Of course, this major shake-up is designed for those who make an honest mistake, rather than those trying to con of the Tax Man. Indeed, the Government specifically said the new rules will mean only those ‘people who really don’t care about playing by the rules’ will be fined.
That means it’s likely that the sweeping change is mostly aimed not just at the millions of self-employed workers, but more specifically at those workers in the rising ‘gig economy’. This has seen freelancers, who are often not as tax-savvy as big businesses – like Uber drivers and designers and artists take advantage of the internet to ply their trade. Simplifying the tax system, and removing penalties, is just one such way the Government can encourage the entrepreneurial spirit within the gig economy.

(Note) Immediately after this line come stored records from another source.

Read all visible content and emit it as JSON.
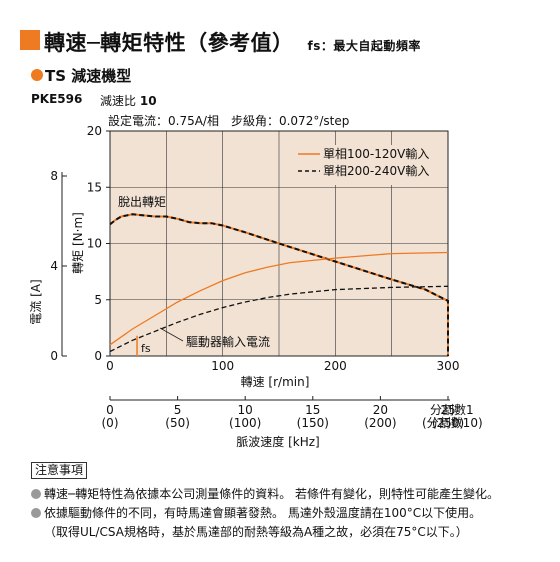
{
  "header": {
    "title": "轉速─轉矩特性（參考值）",
    "subtitle": "fs：最大自起動頻率"
  },
  "section": {
    "title": "TS 減速機型"
  },
  "model": {
    "name": "PKE596",
    "ratio_label": "減速比",
    "ratio_value": "10"
  },
  "conditions": "設定電流：0.75A/相　步級角：0.072°/step",
  "chart_data": {
    "type": "line",
    "ylabel": "轉矩 [N·m]",
    "ylabel2": "電流 [A]",
    "xlabel": "轉速 [r/min]",
    "xlabel2": "脈波速度 [kHz]",
    "xlim": [
      0,
      300
    ],
    "ylim": [
      0,
      20
    ],
    "y2lim": [
      0,
      10
    ],
    "xticks": [
      "0",
      "100",
      "200",
      "300"
    ],
    "yticks": [
      "0",
      "5",
      "10",
      "15",
      "20"
    ],
    "y2ticks": [
      "0",
      "4",
      "8"
    ],
    "x2_ticks": [
      "0",
      "5",
      "10",
      "15",
      "20",
      "25"
    ],
    "x2_ticks_alt": [
      "(0)",
      "(50)",
      "(100)",
      "(150)",
      "(200)",
      "(250)"
    ],
    "x2_label_right": "分割數1",
    "x2_label_right_alt": "(分割數10)",
    "grid": true,
    "legend_position": "top-right",
    "colors": {
      "orange": "#ee7a22",
      "black": "#111111"
    },
    "series": [
      {
        "name": "單相100-120V輸入",
        "style": "solid-orange",
        "kind": "torque",
        "x": [
          0,
          5,
          10,
          20,
          30,
          40,
          50,
          60,
          70,
          80,
          90,
          100,
          110,
          120,
          150,
          200,
          250,
          280,
          290,
          300,
          300
        ],
        "y": [
          11.7,
          12.1,
          12.4,
          12.6,
          12.5,
          12.4,
          12.4,
          12.2,
          11.9,
          11.8,
          11.8,
          11.6,
          11.3,
          11.0,
          10.0,
          8.4,
          6.8,
          5.9,
          5.4,
          4.9,
          0
        ]
      },
      {
        "name": "單相200-240V輸入",
        "style": "dashed-black",
        "kind": "torque",
        "x": [
          0,
          5,
          10,
          20,
          30,
          40,
          50,
          60,
          70,
          80,
          90,
          100,
          110,
          120,
          150,
          200,
          250,
          280,
          290,
          300,
          300
        ],
        "y": [
          11.7,
          12.1,
          12.4,
          12.6,
          12.5,
          12.4,
          12.4,
          12.2,
          11.9,
          11.8,
          11.8,
          11.6,
          11.3,
          11.0,
          10.0,
          8.4,
          6.8,
          5.9,
          5.4,
          4.9,
          0
        ]
      },
      {
        "name": "",
        "style": "solid-orange",
        "kind": "current",
        "x": [
          0,
          20,
          40,
          60,
          80,
          100,
          120,
          140,
          160,
          200,
          250,
          300
        ],
        "y": [
          0.5,
          1.2,
          1.8,
          2.4,
          2.9,
          3.35,
          3.7,
          3.95,
          4.15,
          4.35,
          4.55,
          4.6
        ]
      },
      {
        "name": "",
        "style": "dashed-black",
        "kind": "current",
        "x": [
          0,
          20,
          40,
          60,
          80,
          100,
          120,
          140,
          160,
          200,
          250,
          300
        ],
        "y": [
          0.2,
          0.7,
          1.1,
          1.5,
          1.85,
          2.15,
          2.4,
          2.6,
          2.75,
          2.95,
          3.05,
          3.1
        ]
      }
    ],
    "annotations": {
      "pullout": "脫出轉矩",
      "driver_current": "驅動器輸入電流",
      "fs_label": "fs",
      "fs_x": 24
    }
  },
  "notes": {
    "title": "注意事項",
    "items": [
      "轉速─轉矩特性為依據本公司測量條件的資料。 若條件有變化，則特性可能產生變化。",
      "依據驅動條件的不同，有時馬達會顯著發熱。 馬達外殼溫度請在100°C以下使用。",
      "（取得UL/CSA規格時，基於馬達部的耐熱等級為A種之故，必須在75°C以下。）"
    ]
  }
}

Using the new points-based system, the Government will only apply a fine once the self-assessor has accumulated four points on their tax returns. And there’s hope for those who do miss the self-assessment deadline, with the Government stating:
‘If a customer achieves a sustained period of good compliance before a penalty is triggered, the points total will be reset to zero. A sustained period means that a number of submissions are provided on time for a set period.’

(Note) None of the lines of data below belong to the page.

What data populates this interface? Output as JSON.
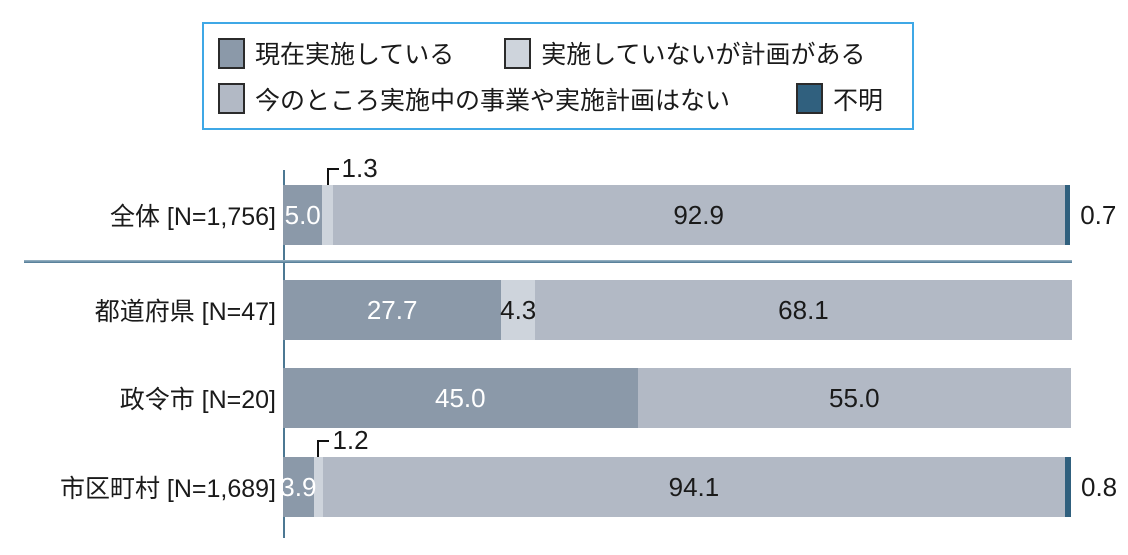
{
  "legend": {
    "items": [
      {
        "label": "現在実施している",
        "color": "#8b99a9"
      },
      {
        "label": "実施していないが計画がある",
        "color": "#ced4dc"
      },
      {
        "label": "今のところ実施中の事業や実施計画はない",
        "color": "#b2b9c5"
      },
      {
        "label": "不明",
        "color": "#30607e"
      }
    ]
  },
  "chart_data": {
    "type": "bar",
    "stacked": true,
    "orientation": "horizontal",
    "xlim": [
      0,
      100
    ],
    "unit": "percent",
    "categories": [
      "全体 [N=1,756]",
      "都道府県 [N=47]",
      "政令市 [N=20]",
      "市区町村 [N=1,689]"
    ],
    "series": [
      {
        "name": "現在実施している",
        "color": "#8b99a9",
        "values": [
          5.0,
          27.7,
          45.0,
          3.9
        ]
      },
      {
        "name": "実施していないが計画がある",
        "color": "#ced4dc",
        "values": [
          1.3,
          4.3,
          0,
          1.2
        ]
      },
      {
        "name": "今のところ実施中の事業や実施計画はない",
        "color": "#b2b9c5",
        "values": [
          92.9,
          68.1,
          55.0,
          94.1
        ]
      },
      {
        "name": "不明",
        "color": "#30607e",
        "values": [
          0.7,
          0,
          0,
          0.8
        ]
      }
    ],
    "value_label_styles": [
      "inside-white",
      "callout-if-small-else-inside-dark",
      "inside-dark",
      "outside-right"
    ],
    "legend_position": "top",
    "grid": false
  },
  "colors": {
    "axis": "#4c7893",
    "separator": "#567e99",
    "legend_border": "#3fa8e6",
    "swatch_border": "#2b2b2b",
    "inside_light_text": "#ffffff",
    "dark_text": "#1a1a1a"
  }
}
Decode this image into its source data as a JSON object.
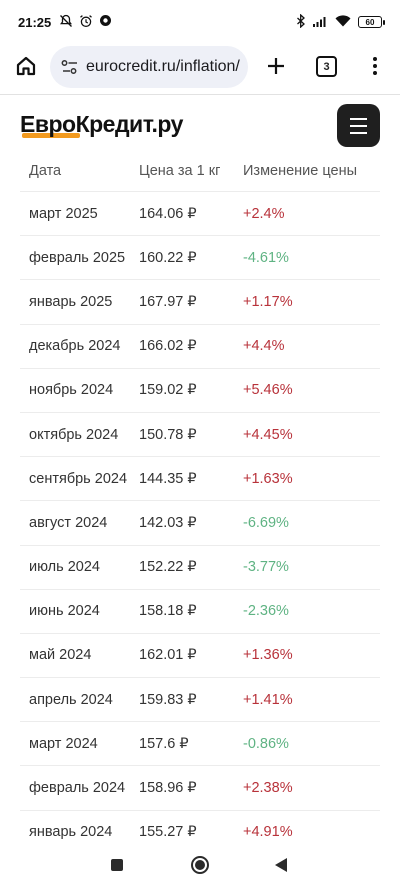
{
  "status_bar": {
    "time": "21:25",
    "battery": "60"
  },
  "browser": {
    "url": "eurocredit.ru/inflation/",
    "tab_count": "3"
  },
  "site": {
    "logo": "ЕвроКредит.ру",
    "accent_color": "#f29a1f"
  },
  "table": {
    "headers": {
      "date": "Дата",
      "price": "Цена за 1 кг",
      "change": "Изменение цены"
    },
    "rows": [
      {
        "date": "март 2025",
        "price": "164.06 ₽",
        "change": "+2.4%",
        "trend": "up"
      },
      {
        "date": "февраль 2025",
        "price": "160.22 ₽",
        "change": "-4.61%",
        "trend": "down"
      },
      {
        "date": "январь 2025",
        "price": "167.97 ₽",
        "change": "+1.17%",
        "trend": "up"
      },
      {
        "date": "декабрь 2024",
        "price": "166.02 ₽",
        "change": "+4.4%",
        "trend": "up"
      },
      {
        "date": "ноябрь 2024",
        "price": "159.02 ₽",
        "change": "+5.46%",
        "trend": "up"
      },
      {
        "date": "октябрь 2024",
        "price": "150.78 ₽",
        "change": "+4.45%",
        "trend": "up"
      },
      {
        "date": "сентябрь 2024",
        "price": "144.35 ₽",
        "change": "+1.63%",
        "trend": "up"
      },
      {
        "date": "август 2024",
        "price": "142.03 ₽",
        "change": "-6.69%",
        "trend": "down"
      },
      {
        "date": "июль 2024",
        "price": "152.22 ₽",
        "change": "-3.77%",
        "trend": "down"
      },
      {
        "date": "июнь 2024",
        "price": "158.18 ₽",
        "change": "-2.36%",
        "trend": "down"
      },
      {
        "date": "май 2024",
        "price": "162.01 ₽",
        "change": "+1.36%",
        "trend": "up"
      },
      {
        "date": "апрель 2024",
        "price": "159.83 ₽",
        "change": "+1.41%",
        "trend": "up"
      },
      {
        "date": "март 2024",
        "price": "157.6 ₽",
        "change": "-0.86%",
        "trend": "down"
      },
      {
        "date": "февраль 2024",
        "price": "158.96 ₽",
        "change": "+2.38%",
        "trend": "up"
      },
      {
        "date": "январь 2024",
        "price": "155.27 ₽",
        "change": "+4.91%",
        "trend": "up"
      }
    ],
    "colors": {
      "up": "#b8323a",
      "down": "#5fb383"
    }
  }
}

As it currently stands, if a self-employed worker missed the deadline by just one minute, they’ll be slapped with the fine. The rule shake-up was welcomed by Yvette Nunn, of the Association of Taxation Technicians. She said:
‘A points-based system under which a taxpayer’s recent compliance history is considered before HMRC imposes a penalty for delayed submission of a tax return is sensible.’
Sources at the HMRC suggested that they wanted to take ‘a holistic approach and not penalise people who trip up and go after people who really don’t care about playing by the rules.’ Meanwhile, a spokesman said:
‘We will support the majority of people who have a good track record but who may make the odd mistake. The proposed penalty changes mean that only the minority of taxpayers who can’t be bothered to make the effort to meet deadlines will face a penalty. The one size fits all approach needs to go, replaced by a much more flexible and supportive approach so that we only penalise those with a history of ignoring the rules.’
Decriminalising those who make honest mistakes, then, seems like the idea way to achieve this.